Непоседливый Коля Бакин от скуки приставал к обитателям вагона, из озорства поддразнивал. Но я понимал, не только озорство толкало его. Как и я, Коля хотел всерьез понять людей, встретившихся на пути.

— Пойдем, Митя, покалякаем с куркулями, — предлагал он.

Мы подсаживались на их пары. Коля начинал:

— Поди тоскуете по родной землице?

В ответ раздавалось ворчание. Коля смеялся. Иногда завязывалась беседа вокруг сокровенного: хозяйства. Даже Коля становился серьезным.

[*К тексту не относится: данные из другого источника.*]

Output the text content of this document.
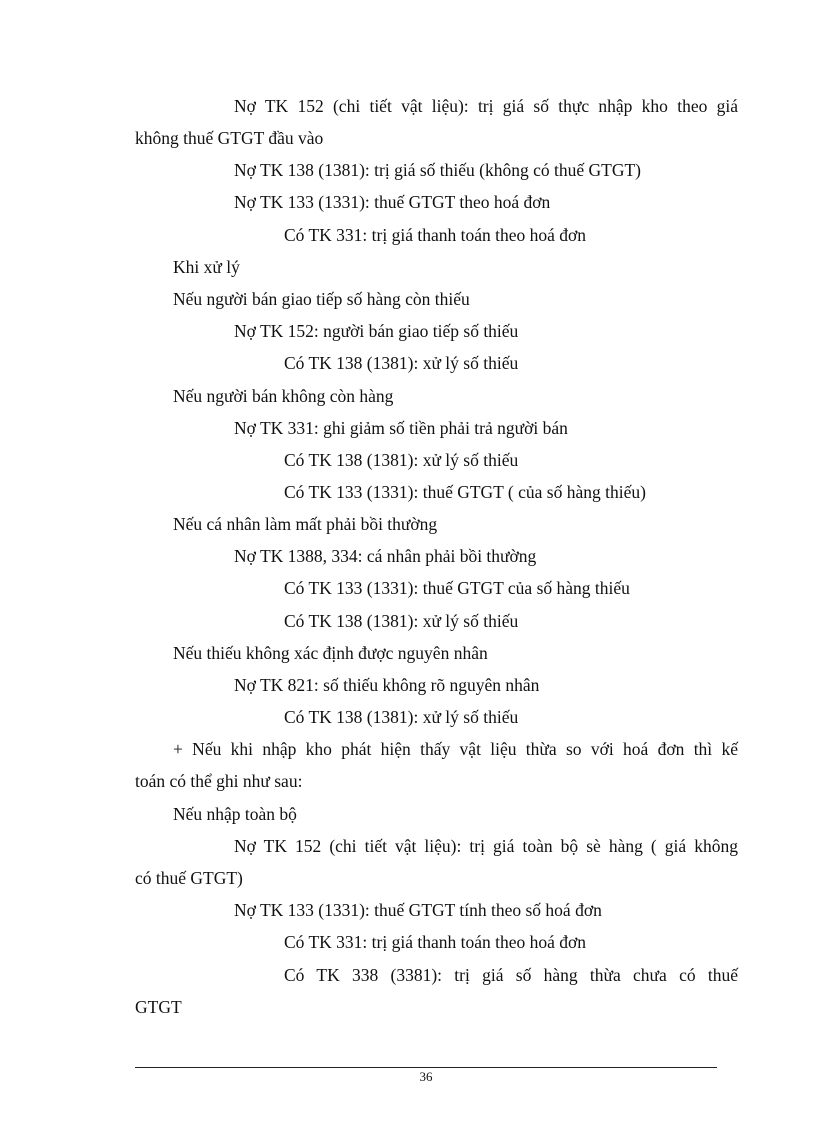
Nợ TK 152 (chi tiết vật liệu): trị giá số thực nhập kho theo giá
không thuế GTGT đầu vào
Nợ TK 138 (1381): trị giá số thiếu (không có thuế GTGT)
Nợ TK 133 (1331): thuế GTGT theo hoá đơn
Có TK 331: trị giá thanh toán theo hoá đơn
Khi xử lý
Nếu người bán giao tiếp số hàng còn thiếu
Nợ TK 152: người bán giao tiếp số thiếu
Có TK 138 (1381): xử lý số thiếu
Nếu người bán không còn hàng
Nợ TK 331: ghi giảm số tiền phải trả người bán
Có TK 138 (1381): xử lý số thiếu
Có TK 133 (1331): thuế GTGT ( của số hàng thiếu)
Nếu cá nhân làm mất phải bồi thường
Nợ TK 1388, 334: cá nhân phải bồi thường
Có TK 133 (1331): thuế GTGT của số hàng thiếu
Có TK 138 (1381): xử lý số thiếu
Nếu thiếu không xác định được nguyên nhân
Nợ TK 821: số thiếu không rõ nguyên nhân
Có TK 138 (1381): xử lý số thiếu
+ Nếu khi nhập kho phát hiện thấy vật liệu thừa so với hoá đơn thì kế
toán có thể ghi như sau:
Nếu nhập toàn bộ
Nợ TK 152 (chi tiết vật liệu): trị giá toàn bộ sè hàng ( giá không
có thuế GTGT)
Nợ TK 133 (1331): thuế GTGT tính theo số hoá đơn
Có TK 331: trị giá thanh toán theo hoá đơn
Có TK 338 (3381): trị giá số hàng thừa chưa có thuế
GTGT
36
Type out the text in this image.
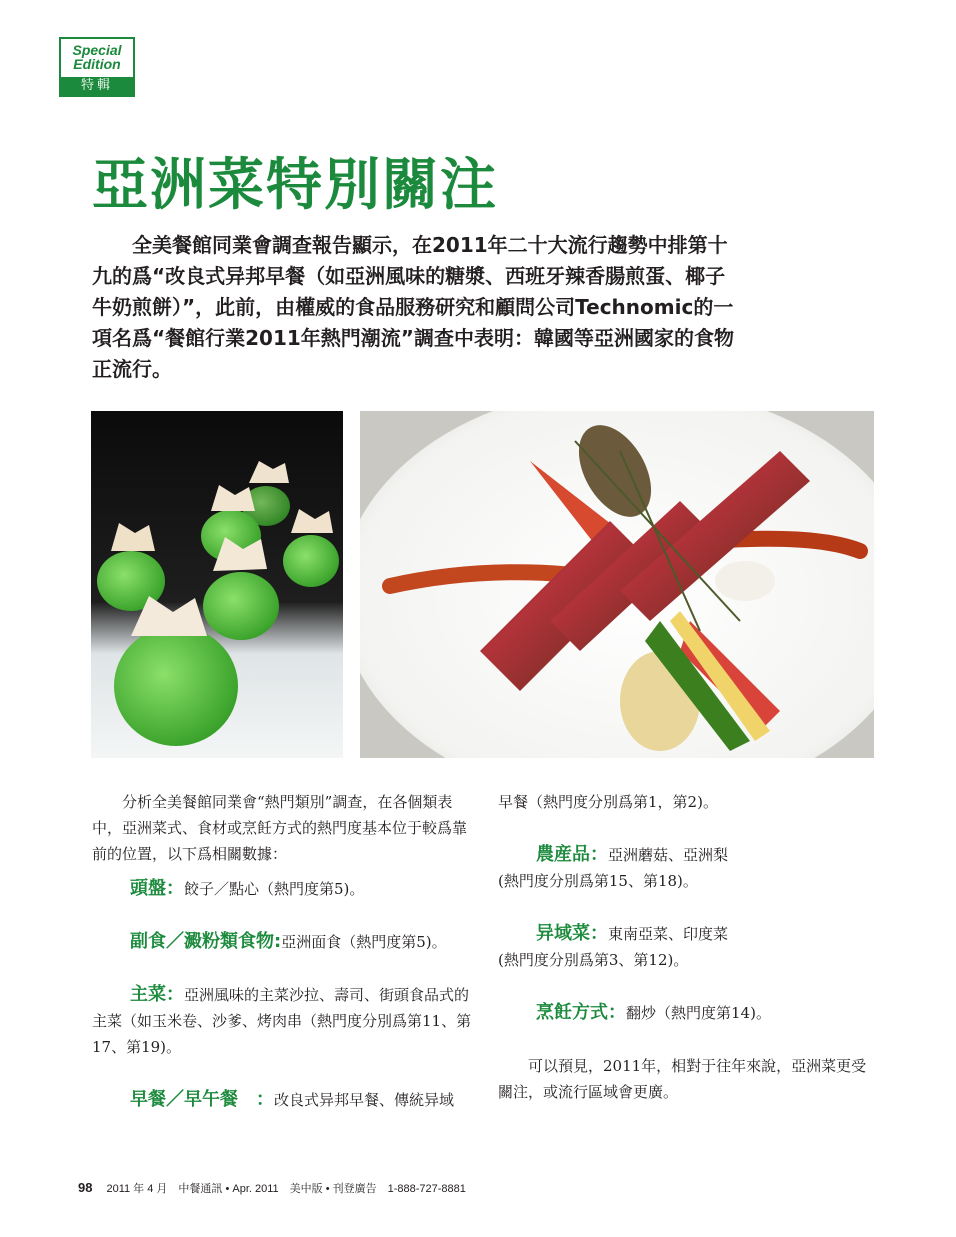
Special
Edition
特輯
亞洲菜特別關注

全美餐館同業會調查報告顯示，在2011年二十大流行趨勢中排第十九的爲“改良式异邦早餐（如亞洲風味的糖漿、西班牙辣香腸煎蛋、椰子牛奶煎餅）”，此前，由權威的食品服務研究和顧問公司Technomic的一項名爲“餐館行業2011年熱門潮流”調查中表明：韓國等亞洲國家的食物正流行。

分析全美餐館同業會“熱門類別”調查，在各個類表中，亞洲菜式、食材或烹飪方式的熱門度基本位于較爲靠前的位置，以下爲相關數據：

頭盤：餃子／點心（熱門度第5)。

副食／澱粉類食物:亞洲面食（熱門度第5)。

主菜：亞洲風味的主菜沙拉、壽司、街頭食品式的主菜（如玉米卷、沙爹、烤肉串（熱門度分別爲第11、第17、第19)。

早餐／早午餐　：改良式异邦早餐、傳統异域

早餐（熱門度分別爲第1，第2)。

農産品：亞洲蘑菇、亞洲梨

(熱門度分別爲第15、第18)。

异域菜：東南亞菜、印度菜

(熱門度分別爲第3、第12)。

烹飪方式：翻炒（熱門度第14)。

可以預見，2011年，相對于往年來說，亞洲菜更受關注，或流行區域會更廣。

98 2011 年 4 月　中餐通訊 • Apr. 2011　美中版 • 刊登廣告　1-888-727-8881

По словам Воробьева, у него было «изрядное дело», которое он вел вместе с братьями. И пашня под хлеб и огороды, и лошадки на извоз. Даже двух благородных коней — Резвого и Ласковую — посылал на скачки («Это уж, конечно, не для заработка»). Севастьянов держал ферму, поставлял в город молоко, сметану и масло, «мечтал завести сыроварню, не успел».

Заслышав эти разговоры, с нар соскакивал Фетисов в нем быстро закипал двадцатипятитысячник.

— Расскажи лучше, сколько народу эксплуатировал от зари до зари!

— А что? Люди на заработки не жаловались, побольше получали, чем в твоем колхозе.

— «Не жаловались»! Им копейку, в свой карман рубль!

— Как же ты думал? Святые, они в церкви да на небе. У меня только свои и трудились, родные. Неужели обижу?

— Известная песня: племянники и внучки, десятая вода на киселе! — смеялся Фетисов. — И драл с каждого семь шкур!

— Гражданин, я хочу у тебя спросить, — обратился как-то к Фетисову Бочаров — поросший щетиной, неряшливый и нелюдимый человек непонятного возраста.

— Спроси, пожалуйста, — разрешил Фетисов.

— Ты про богатеев ладно толкуешь. А вот приходилось раскулачивать таких, которые имели всего-навсего одну лошадку и двух коровенок?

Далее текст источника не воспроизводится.